Vierschanzentournee : Eines Tournee-Veranstalters nicht würdig

Vor dem letzten Springen in Bischofshofen ist der Sturz von Mitfavorit Richard Freitag das beherrschende Thema. Jury und Veranstalter müssen sich gegen Kritik wehren.

Lars Becker
Aus der Traum. Nach dem Sturz in Innsbruck musste Richard Freitag vorzeitig die Tournee abschenken.
Aus der Traum. Nach dem Sturz in Innsbruck musste Richard Freitag vorzeitig die Tournee abschenken.Foto: Georg Hochmuth/AFP

Am Freitagvormittag zog Richard Freitag die Konsequenz aus seinem Sturz von Innsbruck und stieg vorzeitig aus der Vierschanzentournee aus. "Ich kann weder in die Anfahrtshocke gehen, noch dynamisch einen Sprung auslösen", sagte Freitag und verabschiedete sich. Ob er beim Skifliegen am Kulm in einer Woche oder erst eine weitere Woche später bei der Skiflug-WM in seiner Wahlheimat Oberstdorf (18. bis 21. Januar) sein Comeback feiert, ist ungewiss. Die gute Nachricht: Der Start beim Heim-Championat und bei den Olympischen Spielen scheint nicht in Gefahr zu sein.

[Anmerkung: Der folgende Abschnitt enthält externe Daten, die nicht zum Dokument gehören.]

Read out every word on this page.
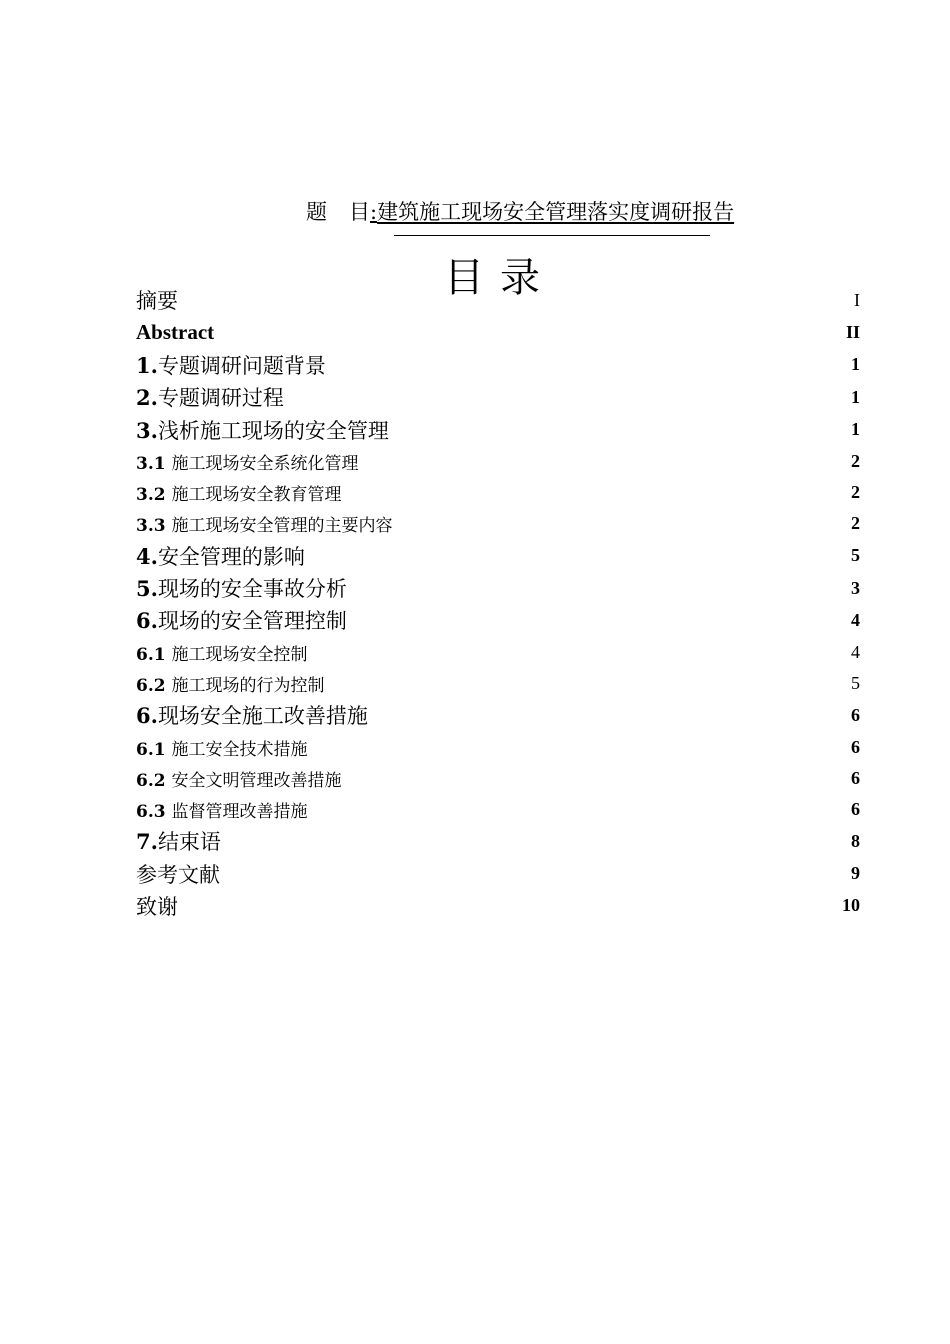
题目:建筑施工现场安全管理落实度调研报告
目录
摘要	I
Abstract	II
1.专题调研问题背景	1
2.专题调研过程	1
3.浅析施工现场的安全管理	1
3.1 施工现场安全系统化管理	2
3.2 施工现场安全教育管理	2
3.3 施工现场安全管理的主要内容	2
4.安全管理的影响	5
5.现场的安全事故分析	3
6.现场的安全管理控制	4
6.1 施工现场安全控制	4
6.2 施工现场的行为控制	5
6.现场安全施工改善措施	6
6.1 施工安全技术措施	6
6.2 安全文明管理改善措施	6
6.3 监督管理改善措施	6
7.结束语	8
参考文献	9
致谢	10
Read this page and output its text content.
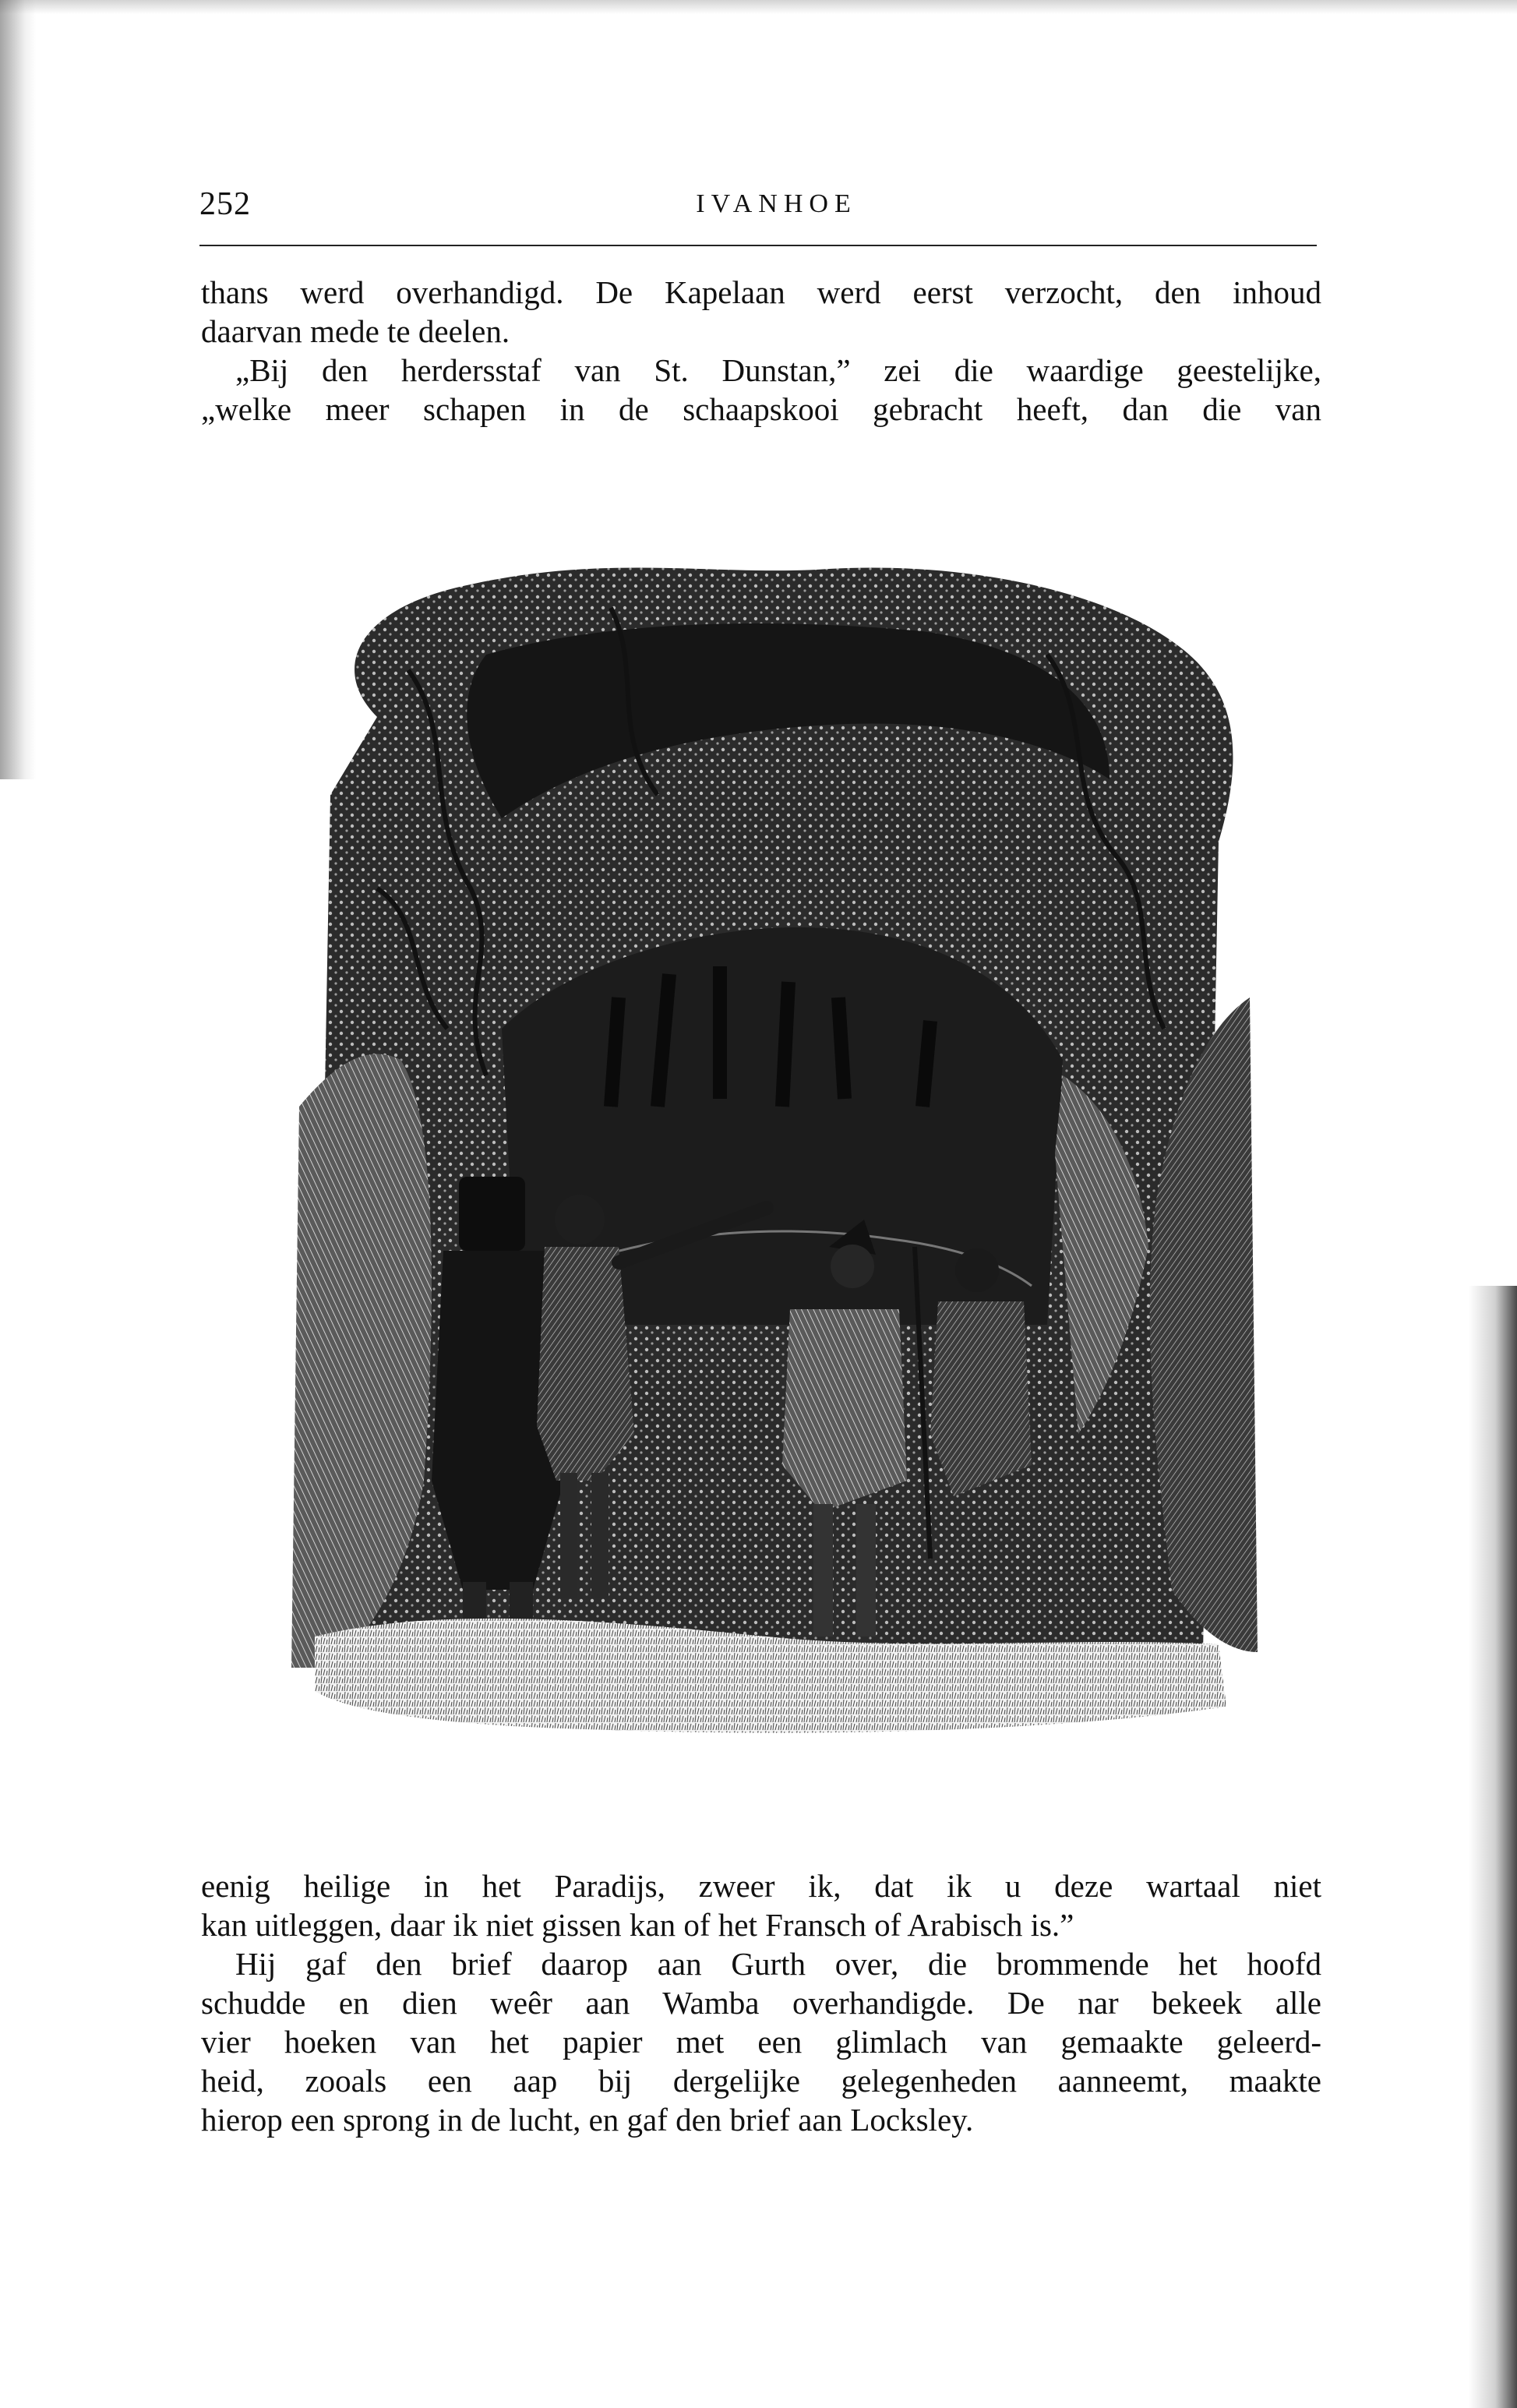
252	IVANHOE
thans werd overhandigd. De Kapelaan werd eerst verzocht, den inhoud
daarvan mede te deelen.
„Bij den herdersstaf van St. Dunstan,” zei die waardige geestelijke,
„welke meer schapen in de schaapskooi gebracht heeft, dan die van
eenig heilige in het Paradijs, zweer ik, dat ik u deze wartaal niet
kan uitleggen, daar ik niet gissen kan of het Fransch of Arabisch is.”
Hij gaf den brief daarop aan Gurth over, die brommende het hoofd
schudde en dien weêr aan Wamba overhandigde. De nar bekeek alle
vier hoeken van het papier met een glimlach van gemaakte geleerd-
heid, zooals een aap bij dergelijke gelegenheden aanneemt, maakte
hierop een sprong in de lucht, en gaf den brief aan Locksley.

Freitags Ausstieg vor dem Abschlussspringen am Samstag in Bischofshofen befeuerte noch einmal die Diskussionen darüber, wer die Verantwortung für den Crash in Innsbruck trägt. Das deutsche Team hatte die Schuldigen schnell ausgemacht: Die Jury um den Technischen Delegierten Geir Steinar Loeng aus Norwegen. „Es war definitiv zu viel Anlauf“, schimpfte Bundestrainer Werner Schuster. Der sportliche Leiter Horst Hüttel legte nach und erinnerte daran, dass Loeng schon beim Frauen-Weltcup im Dezember in Hinterzarten einen ähnlichen Fehler begangen habe. Dort erlitt Mixed-Weltmeisterin Svenja Würth bei einem Sturz einen Kreuzbandriss im linken Knie und wird die Olympischen Spiele in Pyeongchang verpassen.

Aufsprunghang schlecht prepariert

Allerdings war das längst nicht der einzige Grund für Freitags Crash, wie so oft führte eine Verkettung von Umständen zum Sturz. Eine weitere wichtige Ursache deutete Schuster selbst an: „Es war definitiv die falsche Wettkampfführung für diese Aufsprung-Präparierung.“ Wie so oft in den vergangenen Jahren war der Aufsprunghang am Bergisel schlecht präpariert. Vor zwei Jahren war Severin Freund fast an der gleichen Stelle wie Freitag gestürzt – der Anfang einer langen Verletzungsmisere.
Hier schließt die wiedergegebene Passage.